We in America make everything WAY too complicated. Here at Bestbathroombooks we solve almost any problem in minutes. Here’s the Gun Control Problem solved. You can thank us later when you’re still alive.
Number one: Identify the smallest penises. These are the men who have spectacular fantasies of saving everyone with their guns. The painfully obvious phallic symbolism of gun worship balances their lack of endowment and helps to soothe their psyches and tiny boners. These are the people who believe the government is dangerous, ineffective and the absolute enemy. Even though they believe the government is laughably inept and inefficient, they conversely believe the government is so adept and efficient it will storm their bunkers and remove all three million of their guns.
Solution: Free penis enlargement and more guns
Number two: Identify the narcissists. These are all the people who believe—in the micro-sliver of time that represents their lifetime in human history—that the zombie apocalypse/race war/end of days is going to coincide with the exact moment of their spectacularly important lives. Never before have all the elements of history pointed to you—the most important person on earth. Only you can save the world.
Solution: Free Mayan Calendar and more guns
Number three: Identify Conspiracy Theorists: These are the people who believe that guns are going to be outlawed because the government—who is inept and believes we are all fools!– wants to control us, and what better way to control us than to take our guns away? In case you’re wondering, the reason they want to control us is because it’s way easier to control 300 million individuals individually than to have a democracy. By the way, once the government controls us, it will make us watch TV, eat junk food and waste lots of time remembering the past, when things were so much better than they are now, with the government controlling us and stuff.
Solution: Electric nipple clips and more guns
Number Four: Identify all the Mentally Ill: These are the people who get guns and shoot everybody. These are the people whose fault it is that guns are getting blamed, when it’s not the guns, but the crazy-ass people. While everyone else should have enough guns to fend off a government who wants to control us, the crazy people need MENTAL HEALTH HELP, something that the inept, inefficient government should supply. Anyone who owns a cache of guns can tell you that if the government, which is inept and inefficient, would fund lots of programs to treat crazy people, then they too could be responsible gun owners and only kill the right people.

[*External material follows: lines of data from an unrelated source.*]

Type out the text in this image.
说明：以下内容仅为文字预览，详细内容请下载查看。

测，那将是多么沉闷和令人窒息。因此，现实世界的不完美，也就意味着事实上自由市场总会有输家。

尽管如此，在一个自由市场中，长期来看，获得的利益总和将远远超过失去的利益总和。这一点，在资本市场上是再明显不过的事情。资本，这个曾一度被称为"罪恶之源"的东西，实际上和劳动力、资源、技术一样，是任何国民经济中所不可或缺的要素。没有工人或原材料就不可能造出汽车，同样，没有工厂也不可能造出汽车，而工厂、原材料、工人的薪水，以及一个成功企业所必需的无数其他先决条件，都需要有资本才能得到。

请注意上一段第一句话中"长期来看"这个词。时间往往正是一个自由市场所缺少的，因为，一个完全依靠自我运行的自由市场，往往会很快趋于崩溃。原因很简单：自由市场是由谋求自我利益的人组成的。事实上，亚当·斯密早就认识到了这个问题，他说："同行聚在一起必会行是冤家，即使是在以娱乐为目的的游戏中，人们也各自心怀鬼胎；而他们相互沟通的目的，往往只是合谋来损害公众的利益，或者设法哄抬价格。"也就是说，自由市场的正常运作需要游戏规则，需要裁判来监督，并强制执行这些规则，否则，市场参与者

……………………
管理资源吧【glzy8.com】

Solution: Mental Health Help and more guns
Number Five: Identify the People from Backwardland: These are the people who wear their clothes backward, walk and talk backward and believe the way to solve a problem is to add more of the problem to the existing problem to solve it. If your dog has fleas, go out and get more fleas and put them on the dog. If your house is on fire, throw gasoline on the fire to make more fire. And if you are overweight (hopefully morbidly obese) the best way to solve this problem is to eat way more food. If you hate the government and think it’s going to attack you, then use all the government’s offerings, including their roads and bridges and government services and protections, but prepare to kill the government because if you don’t, they will come kill you, but you will have a gun, so, at least for a little while, you will fight them off, and they will eventually kill you anyway, because how could they pry your cold dead fingers from your gun if your fingers weren’t cold and dead? Unless, because you’re in Backwardland, you put your fingers in ice and then fire the gun at yourself (which is backward, but not in Backwardland!)